Greenwashing Risks More than the Court of Public Opinion

There are many potential benefits lauded from a well-developed sustainable business strategy. Good for the people, good for the planet. Perhaps also good for reputation, risk management and revenue growth?

Simply put, it is all of those things.

However, if businesses only treat sustainability as a PR exercise and a brand positioning tool, they may well find themselves subject to consumer activism and fall foul of regulatory standards. Both will inevitably cause reputational and financial damage.

Sustainability is a complex, science-based subject which requires forensic examination of every part of a business. Leading businesses have realised that they need to go beyond the narrative, to set goals and targets. But few have yet to make this real, underpinning science-based targets with a strategy and plan that integrates sustainability into every part of their business.

Detailed plans and explanations of how targets will be reached are what separates true commitment to change from purpose marketing. And it is the biggest defence against greenwashing.

Tesco is a recent example – the supermarket chain was reprimanded by the Advertising Standards Authority (ASA) for claiming customers could help the planet by buying products from its Plant Chef range instead of consuming meat-based products. The logic is clear – meat is carbon intensive and one of the transitions we must make as a society is to shift towards a plant-based lifestyle. But the ASA could find no evidence to substantiate these claims. Alongside this, the UK’s Competition and Markets Authority (CMA) is cracking down on over-egged or ‘greenwashed’ claims from companies which could mislead consumers about the extent and impact of their sustainability credentials.

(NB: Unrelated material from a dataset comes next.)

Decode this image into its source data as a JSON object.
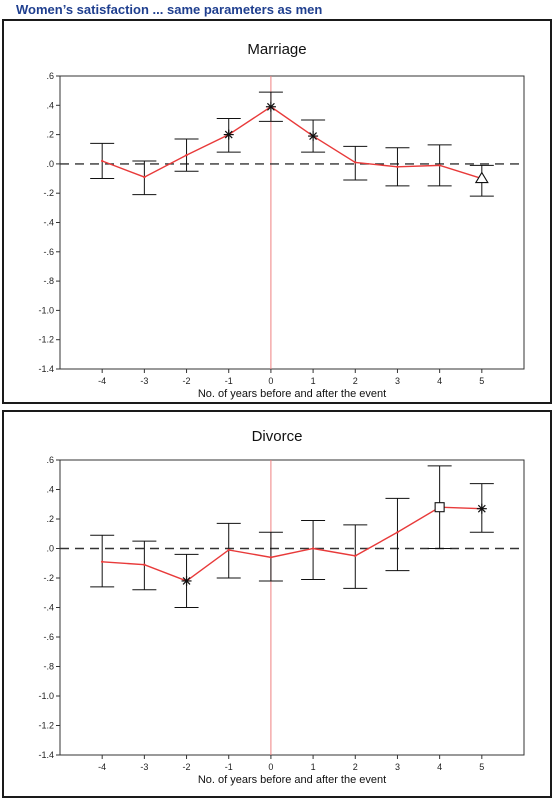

Even brands regarded as leaders in sustainability can slip up. Innocent drinks, long known for its social conscience and planet-friendly behaviours, released an ad – “Little Drinks, Big Dreams” – which suggested its products could help save the environment. The ad was designed, a spokesperson said, to turn consumers into ‘recycling activists.’ Yet, as a group of consumers who organised themselves under the moniker ‘Plastics Rebellion’ pointed out, the customer would be contributing more positively to the environment by not purchasing the plastic bottle-contained drink. The ASA upheld Plastics Rebellion’s complaint.

In an area that is rife with unintended consequences, it isn’t just the C-suite decision makers who must understand the implications across the whole value chain. Every business function needs to work in close collaboration with sustainability teams to ensure the complexities of the business’ sustainability journey can be accurately deciphered on the frontline.

This is why upskilling and educating the workforce at every level is crucial to avoiding greenwashing – and it’s perhaps the unspoken demand that an effective sustainability strategy makes of the business. But currently, there is a low level of sustainability knowledge within the marketing and advertising industry. With increasing regulation designed to specifically combat greenwashing, efforts towards compliance cannot come from the sustainability officer alone. It will require scrutiny from many business functions from legal to finance to marketing. As such, education and training has to be at the heart of every organisation’s sustainability strategy.

And even with a fully empowered workforce, a company’s reputation will still suffer if its stated sustainability objectives are not embedded throughout the business. Look at State Street for an example of a company tripping over ‘brand purpose.’ In 2017, it was praised for creating the Fearless Girl marketing campaign on Wall Street. Praised, until the same year, the US Department of Labor fined the company $5m for paying hundreds of female executives less than male colleagues. Somewhere, there was a disconnect.

Connection is perhaps the final piece of the sustainability puzzle. Sustainability has to exist in organisations as a strategy, not just a buzzword. It must be integrated across all parts of the business. It’s where Innocent and the plastic bottle fell short. Radical collaboration across the value chain is essential. And while it was ultimately the regulator, the ASA, that sanctioned the company, it was the brand’s consumers that led the charge.

Businesses cannot hope to become 100% sustainable across the board immediately. However, this doesn’t mean they should stop trying. It’s imperative to own at least one area that is material to your business and the industry you operate in and aim to excel at it – whether that’s supporting diversity and inclusion, committing to removing fossil fuels from your supply chain, or introducing a new plant-based product line. For all the other areas, brands and businesses must embrace transparency and be honest about their failings. Consumers and regulators are motivated to create a better world and will understand imperfection. But they will no longer tolerate inauthenticity.